= Sudanese Writers Union =

Professional association of Sudanese writers

The Sudanese Writers Union was founded in Khartoum in 1985, the year that democracy was restored in Sudan for a short period. The Union promotes dialogue and seeks solutions for conflicts in Sudan. It emphasizes freedom of expression within a multicultural society and tries to bring together writers of different cultural groups. The first secretary-general until 1986 was Ali El-Maak.

== History and political repression ==
In 1989, four years after the Union's founding, a coup d'état took place, resulting in the organization being banned and expelled from the historic building in Khartoum. Members of the Union were arrested and tortured. It took until shortly after the signing of the Comprehensive Peace Agreement of 2005/06 that the union could be revived again. A year later, in 2007, the union again consisted of fifty members; some members were located within Sudan, while others lived in exile. Altogether it lasted twenty years until the organization was able in 2009 to reopen a settlement in the capital of Sudan. The same year, the union claimed back its building in Khartoum.

In 2007, the Sudanese Writers Union was honored with a Prince Claus Award from the Netherlands. The jury presented the award under the theme Culture and Conflict and praised the work of the union, stating that its members "are working against huge odds to provide a Space of Freedom for debate."
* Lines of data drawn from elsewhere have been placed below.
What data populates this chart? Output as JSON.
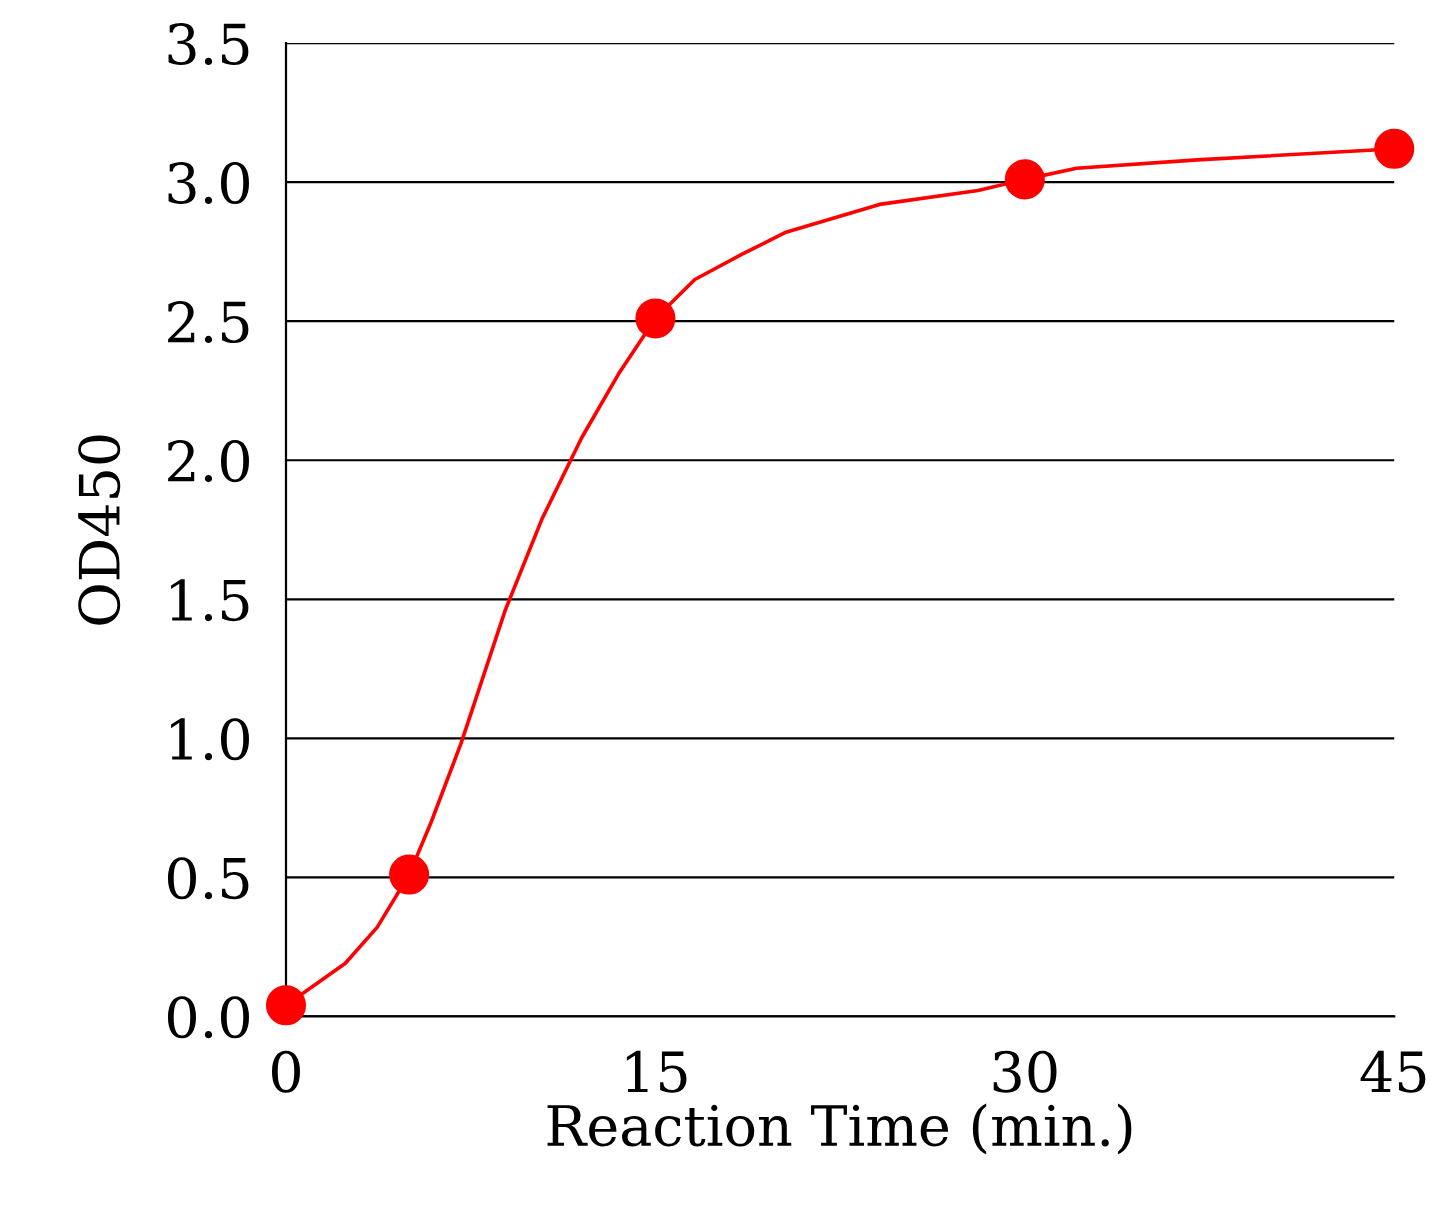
{
  "chart_data": {
    "type": "line",
    "xlabel": "Reaction Time (min.)",
    "ylabel": "OD450",
    "series": [
      {
        "color": "#ff0000",
        "marker": "none",
        "x": [
          0,
          2.4,
          3.7,
          5,
          5.9,
          7.1,
          8.9,
          10.4,
          12,
          13.5,
          15,
          16.6,
          18.5,
          20.3,
          24.1,
          28.1,
          30,
          32.1,
          37,
          45
        ],
        "values": [
          0.04,
          0.19,
          0.32,
          0.51,
          0.7,
          0.98,
          1.46,
          1.79,
          2.08,
          2.31,
          2.51,
          2.65,
          2.74,
          2.82,
          2.92,
          2.97,
          3.01,
          3.05,
          3.08,
          3.12
        ]
      },
      {
        "type": "scatter",
        "color": "#ff0000",
        "marker": "circle",
        "x": [
          0,
          5,
          15,
          30,
          45
        ],
        "values": [
          0.04,
          0.51,
          2.51,
          3.01,
          3.12
        ]
      }
    ],
    "xlim": [
      0,
      45
    ],
    "xticks": [
      0,
      15,
      30,
      45
    ],
    "ylim": [
      0,
      3.5
    ],
    "yticks": [
      {
        "value": 0,
        "label": "0.0"
      },
      {
        "value": 0.5,
        "label": "0.5"
      },
      {
        "value": 1,
        "label": "1.0"
      },
      {
        "value": 1.5,
        "label": "1.5"
      },
      {
        "value": 2,
        "label": "2.0"
      },
      {
        "value": 2.5,
        "label": "2.5"
      },
      {
        "value": 3,
        "label": "3.0"
      },
      {
        "value": 3.5,
        "label": "3.5"
      }
    ],
    "grid": "y",
    "legend": false
  }
}
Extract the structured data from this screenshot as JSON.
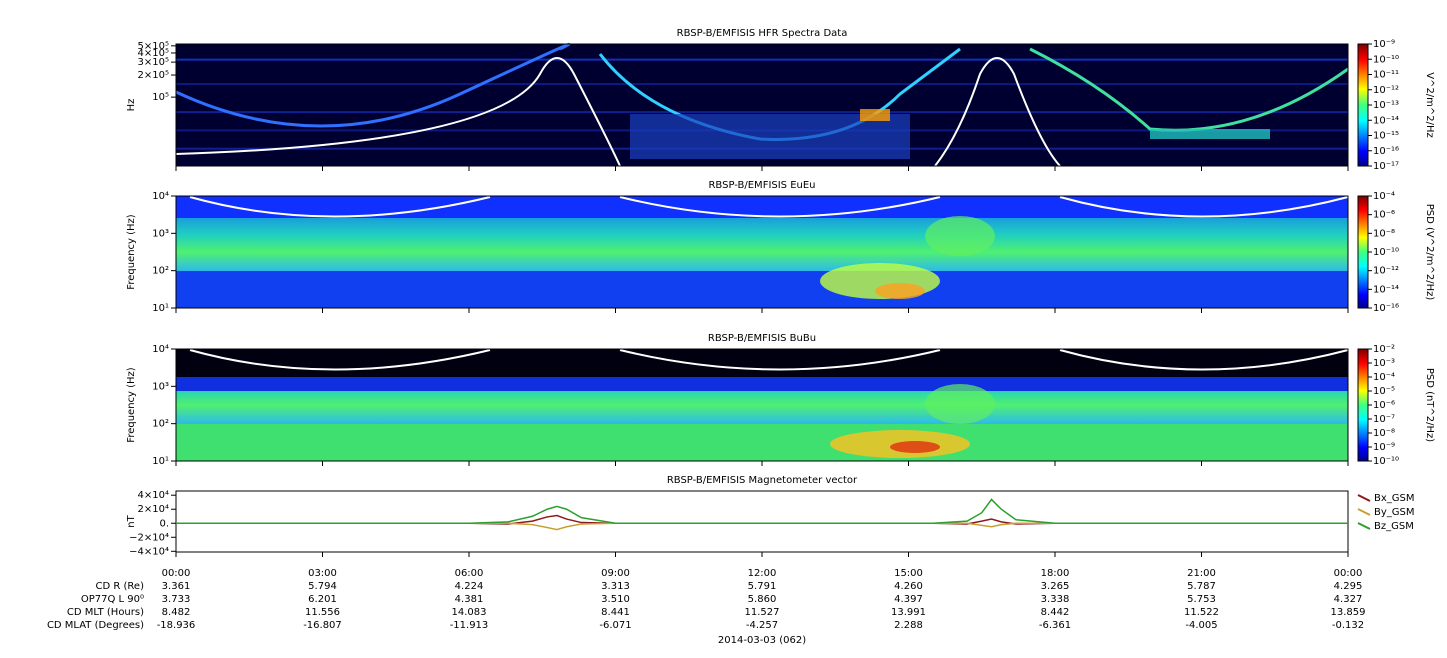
{
  "chart_data": [
    {
      "type": "spectrogram",
      "title": "RBSP-B/EMFISIS  HFR Spectra Data",
      "y_label": "Hz",
      "ylog": true,
      "ylim": [
        11500,
        530000
      ],
      "yticks": [
        {
          "value": 500000,
          "label": "5×10⁵"
        },
        {
          "value": 400000,
          "label": "4×10⁵"
        },
        {
          "value": 300000,
          "label": "3×10⁵"
        },
        {
          "value": 200000,
          "label": "2×10⁵"
        },
        {
          "value": 100000,
          "label": "10⁵"
        }
      ],
      "colorbar": {
        "label": "V^2/m^2/Hz",
        "log": true,
        "lim": [
          1e-17,
          1e-09
        ],
        "ticks": [
          {
            "value": 1e-09,
            "label": "10⁻⁹"
          },
          {
            "value": 1e-10,
            "label": "10⁻¹⁰"
          },
          {
            "value": 1e-11,
            "label": "10⁻¹¹"
          },
          {
            "value": 1e-12,
            "label": "10⁻¹²"
          },
          {
            "value": 1e-13,
            "label": "10⁻¹³"
          },
          {
            "value": 1e-14,
            "label": "10⁻¹⁴"
          },
          {
            "value": 1e-15,
            "label": "10⁻¹⁵"
          },
          {
            "value": 1e-16,
            "label": "10⁻¹⁶"
          },
          {
            "value": 1e-17,
            "label": "10⁻¹⁷"
          }
        ]
      }
    },
    {
      "type": "spectrogram",
      "title": "RBSP-B/EMFISIS  EuEu",
      "y_label": "Frequency (Hz)",
      "ylog": true,
      "ylim": [
        10,
        10000
      ],
      "yticks": [
        {
          "value": 10000,
          "label": "10⁴"
        },
        {
          "value": 1000,
          "label": "10³"
        },
        {
          "value": 100,
          "label": "10²"
        },
        {
          "value": 10,
          "label": "10¹"
        }
      ],
      "colorbar": {
        "label": "PSD (V^2/m^2/Hz)",
        "log": true,
        "lim": [
          1e-16,
          0.0001
        ],
        "ticks": [
          {
            "value": 0.0001,
            "label": "10⁻⁴"
          },
          {
            "value": 1e-06,
            "label": "10⁻⁶"
          },
          {
            "value": 1e-08,
            "label": "10⁻⁸"
          },
          {
            "value": 1e-10,
            "label": "10⁻¹⁰"
          },
          {
            "value": 1e-12,
            "label": "10⁻¹²"
          },
          {
            "value": 1e-14,
            "label": "10⁻¹⁴"
          },
          {
            "value": 1e-16,
            "label": "10⁻¹⁶"
          }
        ]
      }
    },
    {
      "type": "spectrogram",
      "title": "RBSP-B/EMFISIS  BuBu",
      "y_label": "Frequency (Hz)",
      "ylog": true,
      "ylim": [
        10,
        10000
      ],
      "yticks": [
        {
          "value": 10000,
          "label": "10⁴"
        },
        {
          "value": 1000,
          "label": "10³"
        },
        {
          "value": 100,
          "label": "10²"
        },
        {
          "value": 10,
          "label": "10¹"
        }
      ],
      "colorbar": {
        "label": "PSD (nT^2/Hz)",
        "log": true,
        "lim": [
          1e-10,
          0.01
        ],
        "ticks": [
          {
            "value": 0.01,
            "label": "10⁻²"
          },
          {
            "value": 0.001,
            "label": "10⁻³"
          },
          {
            "value": 0.0001,
            "label": "10⁻⁴"
          },
          {
            "value": 1e-05,
            "label": "10⁻⁵"
          },
          {
            "value": 1e-06,
            "label": "10⁻⁶"
          },
          {
            "value": 1e-07,
            "label": "10⁻⁷"
          },
          {
            "value": 1e-08,
            "label": "10⁻⁸"
          },
          {
            "value": 1e-09,
            "label": "10⁻⁹"
          },
          {
            "value": 1e-10,
            "label": "10⁻¹⁰"
          }
        ]
      }
    },
    {
      "type": "line",
      "title": "RBSP-B/EMFISIS  Magnetometer vector",
      "y_label": "nT",
      "x": [
        0,
        6,
        6.8,
        7.3,
        7.6,
        7.8,
        8.0,
        8.3,
        9,
        15.5,
        16.2,
        16.5,
        16.7,
        16.9,
        17.2,
        18,
        24
      ],
      "series": [
        {
          "name": "Bx_GSM",
          "color": "#8b1a1a",
          "values": [
            0,
            0,
            -1000,
            3000,
            9000,
            11000,
            6000,
            1000,
            0,
            0,
            -1000,
            3000,
            6000,
            2000,
            -1000,
            0,
            0
          ]
        },
        {
          "name": "By_GSM",
          "color": "#c8a030",
          "values": [
            0,
            0,
            0,
            -2000,
            -6000,
            -9000,
            -5000,
            -1000,
            0,
            0,
            0,
            -3000,
            -5000,
            -2000,
            0,
            0,
            0
          ]
        },
        {
          "name": "Bz_GSM",
          "color": "#2ca02c",
          "values": [
            0,
            0,
            2000,
            10000,
            20000,
            24000,
            20000,
            8000,
            0,
            0,
            3000,
            15000,
            34000,
            20000,
            5000,
            0,
            0
          ]
        }
      ],
      "ylim": [
        -41000,
        46000
      ],
      "yticks": [
        {
          "value": 40000,
          "label": "4×10⁴"
        },
        {
          "value": 20000,
          "label": "2×10⁴"
        },
        {
          "value": 0,
          "label": "0."
        },
        {
          "value": -20000,
          "label": "−2×10⁴"
        },
        {
          "value": -40000,
          "label": "−4×10⁴"
        }
      ],
      "xlim": [
        0,
        24
      ],
      "xticks": [
        {
          "value": 0,
          "label": "00:00"
        },
        {
          "value": 3,
          "label": "03:00"
        },
        {
          "value": 6,
          "label": "06:00"
        },
        {
          "value": 9,
          "label": "09:00"
        },
        {
          "value": 12,
          "label": "12:00"
        },
        {
          "value": 15,
          "label": "15:00"
        },
        {
          "value": 18,
          "label": "18:00"
        },
        {
          "value": 21,
          "label": "21:00"
        },
        {
          "value": 24,
          "label": "00:00"
        }
      ],
      "date": "2014-03-03 (062)"
    }
  ],
  "ephemeris": {
    "rows": [
      {
        "label": "CD R (Re)",
        "values": [
          "3.361",
          "5.794",
          "4.224",
          "3.313",
          "5.791",
          "4.260",
          "3.265",
          "5.787",
          "4.295"
        ]
      },
      {
        "label": "OP77Q L 90⁰",
        "values": [
          "3.733",
          "6.201",
          "4.381",
          "3.510",
          "5.860",
          "4.397",
          "3.338",
          "5.753",
          "4.327"
        ]
      },
      {
        "label": "CD MLT (Hours)",
        "values": [
          "8.482",
          "11.556",
          "14.083",
          "8.441",
          "11.527",
          "13.991",
          "8.442",
          "11.522",
          "13.859"
        ]
      },
      {
        "label": "CD MLAT (Degrees)",
        "values": [
          "-18.936",
          "-16.807",
          "-11.913",
          "-6.071",
          "-4.257",
          "2.288",
          "-6.361",
          "-4.005",
          "-0.132"
        ]
      }
    ]
  }
}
On 29 January 2015, the Sudanese Writers Union was dissolved again and its cultural activities banned by the Ministry of Culture of the government of Omar al-Bashir. At the end of 2016, an administrative court of appeal in Khartoum annulled the Ministry’s decision and ordered the security apparatus to return the Union’s property, as well as to allow them to resume their activities.

== Key figures ==
Sudanese writer, translator, and scholar Ali El-Maak led the Union from its founding in 1985 through 1986. Renowned Sudanese novelist Ibrahim Ishag served as chairperson of the Union starting in 2009, and Ahmed El Safi, a Sudanese anesthesiologist, researcher and writer, was president of the Union in 2017.

Another founding member is Buthaina Khidir Mekki, who was dubbed an "icon of the Sudanese feminist novel" for her narratives about negative social stereotypes towards the education of young girls and the consequences of conflict and war for women.